Staff photo / Andy Gray From left, Elba Morales, design director with architecture firm Hickok Cole, talks while Pam Schwartz, managing director of exhibit design firm Thinc Design, listens during one of six visioning sessions for the Museum of Science Fiction and Fantasy Arts last week at the Warren-Trumbull County Public Library.
WARREN — The architecture and exhibit design firms that will make the Museum of Science Fiction and Fantasy Arts a reality got their first in-person look at what they have to work with and some guidance from the community.
Mark Ramirez, managing director, and Elba Morales, design director, of Washington, D.C.-based architecture firm Hickok Cole came to Warren last week along with three people from New York City-based firm Thinc Design — Pam Schwartz, managing director; Chris Muller, senior exhibit designer; and Melanie Feaster, design and data specialist.
They toured the building at 410 Main Ave. SW that will be the site for the museum. They visited Medici Museum of Art in Howland, where a portion of the collection that Warren native and Modern Props co-founder John Zabrucky donated to the Trumbull County Historical Society is on display. They traveled to the warehouse where the rest of the collection is being stored.
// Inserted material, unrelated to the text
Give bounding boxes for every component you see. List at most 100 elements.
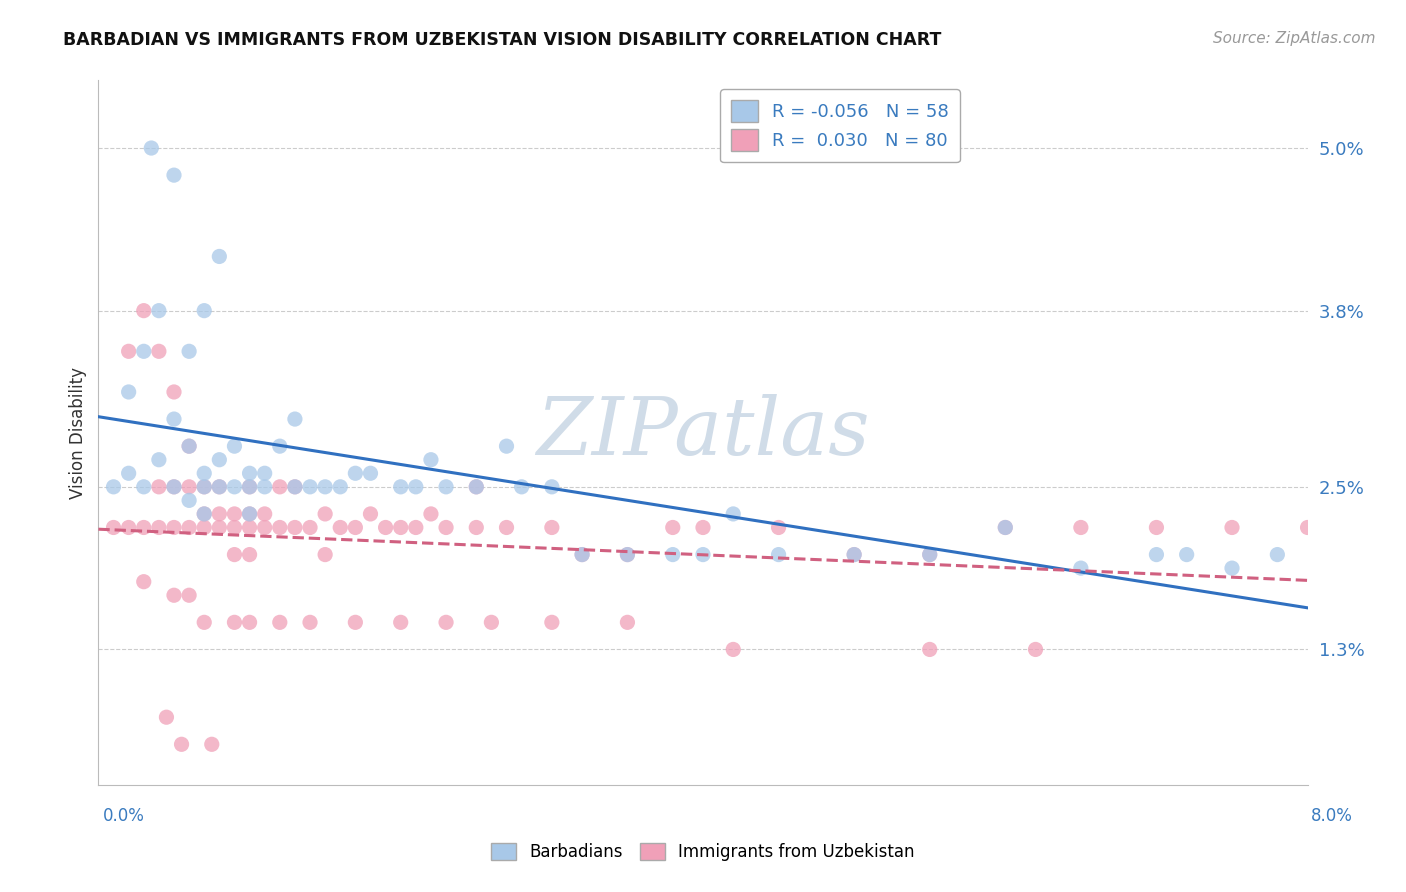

“They were like kids,” said Ryan MacLennan, TCHS director of education and outreach. “(At the warehouse), they wanted to investigate how these things worked, what the lights did, what those buttons did. Then once they went to Medici, they sort of understood exactly what this could be.”
The firms also held six “visioning sessions” at the Warren-Trumbull County Public Library where they could gather input from government officials, business and community leaders, TCHS staff, board members and sci-fi committee members and other interested parties that could shape how the architects and designers move forward.
TCHS Executive Director Meghan Reed said, “The main goal was to start developing the creative process for how the museum is going to look. The architect firm will be responsible for primarily the exterior of the building but also some functions inside, and the exhibit design firm will be working very hand in hand with the architects to develop the experience that visitors have when they go through the space.
“This was the first time that what I’m calling the creative team had a chance to get together and start those conversations, and it is absolutely crucial for us that the community has a say in what that looks like. We were extremely happy to welcome community members, businesses, organizations, into that conversation, to make sure that those that will be impacted by the museum will have the ability to participate in this process and give very real direct feedback for the direction we’re going.”
The two firms will work both apart and in tandem to shape the look of the museum inside and out.
Schwartz told one session of participants, “It’s a very cohesive thing. They don’t go away in a dark room and do their thing and then we go away. … It’s just constantly weaving the threads tighter and tighter and tighter to the possibilities of what the actual fabric of the building says.”
Some are aesthetic considerations, others are practical, such as the weight of some of the props influencing where and how they can be displayed.
Morales added, “The first step is figuring out what are those guiding principles, what are those goals and aspirations that we have to have. What is the guiding light? … Those things are what makes the rest of this possible.”
To help fund this phase of the project, TCHS has created the Genesis Club, a founders circle for the museum with a goal of attracting 200 donors each giving at least $5,000.
“Everybody says that the first million dollars is the hardest to raise, and we want to prove local support before we go statewide and then, of course, to national fundraising,” Reed said. “For those giving $20,000 or more over the course of five years, we’ll have special recognition at the museum. (It) makes sure that we can get through this first phase of design and development, so that we can start breaking ground and physically building out the museum.”
Information on the Genesis Club is available by emailing director@trumbullcountyhistory.org or calling 330-394-4653.
One encouraging sign for Reed and MacLennan from the visioning sessions was that many participants saw the sci-fi museum project as a linchpin for the development of the greater Warren downtown area.
“Whether it’s the (Mahoning) River and the development that we’re seeing downtown through local business, through the Trumbull Family Fitness (project), the Peninsula Project, any one of these projects can’t create a fully imagined image of Warren, but all of us together can be a part of that movement,” Reed said. “That’s one of the things we’re most excited about here.”
MacLennan added, “So much positive, good momentum has happened downtown. This project is another brick, another step in that direction, and we couldn’t be prouder to be a part of that process.”